Astrology is Futile

Rabbi Israel Chait

Written by a student

Thus said the Lord, “To the way of the nations do not learn, and from the signs (events) in the sky do not fear, for the nations fear them. For the laws of the nations are futile, for a tree in the forest they cut, craftsmen use their handiwork with an axe [to sculpt idols]. They adorn it with silver and gold, fastening it with nails and hammer so that it does not totter. Like a palm tree they [idols] are beaten. They cannot speak. They have to be carried, for they cannot walk. Be not afraid of them, for they can do no harm; nor is it in them to do any good” (Jer. 10:2-5).

Until the Hubble and James Webb telescopes, man saw only a few bright stars in each heavenly region (zodiac). By connecting the dots (stars), man drew 12 constellations that loosely formed an outline of man (Orion), animal (Leo), fish (Pisces) or a scale (Libra). But now, with modern telescopes, we see many more stars than in medieval times. Seeing thousands of stars filling a constellation, we don't see a mere dozen stars outlining an animal or Orion’s Belt, but we see “stars everywhere”—offering no image whatsoever.

Maimonides spoke about a “field” that must exist for a magnet to attract metal, as there is no action at a distance. For a magnet to attract metal, it must do so through a medium, and this magnetic field is that medium. Einstein spoke about gravity actually being the curvature of space, for how can a distant sun “pull” on Earth? Space is the curved medium that causes the Earth’s orbit.

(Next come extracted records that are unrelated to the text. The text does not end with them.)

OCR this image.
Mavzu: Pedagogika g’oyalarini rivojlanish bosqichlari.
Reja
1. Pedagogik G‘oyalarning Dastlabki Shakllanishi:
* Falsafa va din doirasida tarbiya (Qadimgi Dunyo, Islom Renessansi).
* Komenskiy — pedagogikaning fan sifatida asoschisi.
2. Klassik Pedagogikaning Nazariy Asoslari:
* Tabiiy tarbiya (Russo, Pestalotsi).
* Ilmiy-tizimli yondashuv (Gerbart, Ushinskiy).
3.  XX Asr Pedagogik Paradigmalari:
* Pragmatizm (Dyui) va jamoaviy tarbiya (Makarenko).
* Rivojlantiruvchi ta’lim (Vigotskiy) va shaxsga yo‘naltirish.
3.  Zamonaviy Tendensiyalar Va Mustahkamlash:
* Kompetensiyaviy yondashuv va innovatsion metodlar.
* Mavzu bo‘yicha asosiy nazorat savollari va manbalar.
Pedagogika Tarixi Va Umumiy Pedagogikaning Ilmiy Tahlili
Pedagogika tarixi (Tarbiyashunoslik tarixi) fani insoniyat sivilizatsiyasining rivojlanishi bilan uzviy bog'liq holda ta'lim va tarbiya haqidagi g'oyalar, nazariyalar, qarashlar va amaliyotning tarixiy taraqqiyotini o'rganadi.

Applied to astrology, distant stars do not determine human fate or personalities, as astrology claims. According to Ramban, Jeremiah should not have said that astrology and idolatry are “futile,” but he should have said that they are “prohibited.” For Ramban held astrology to be a reality, but that it is prohibited to the Jew. But the fact that Jeremiah says that signs in the heavens and idolatry are “futile” means both are inherently useless: not merely prohibited, but innately false. I once gave a shiur explaining the uselessness of idolatry where idolaters would cut down a tree, and with one half, they would warm themselves and cook food, and with the other half they would carve into an idol and bow to it and pray to it to save them:

Part of the hewn tree he burns in a fire: on that part he roasts meat, he eats the roast and is sated. He also warms himself and cries, “Ah, I am warm, I can feel the heat!”  Of the rest he makes a god—his own carving! He bows down to it, worships it; he prays to it and cries, “Save me, for you are my god!”  They have no wit or judgment: their eyes are besmeared [sealed] and they see not; their minds [empty] and they cannot think. They do not give thought, they lack the wit and judgment to say, “Part of the tree I burned in a fire; I also baked bread on the coals, I roasted meat and ate it—should I make the rest an abhorrence? Should I bow to a block of wood?” 

(Isaiah 44:16-19)

 This Haftorah (Vayikra) contrasts wood as fuel, to wood as an idol, revealing the absurdity of attributing to one substance both mundane and divine properties. Man contradicts reality when attributing opposite properties to the identical object (the tree). This refutes man’s estimation trees as divine things. 

Trusting the science of their times, some rabbis believed there was a creature that was half animal and half earth. Ramban too could have accepted elements of astrology on this same trusting basis (see Rambam on Deut. 18:9).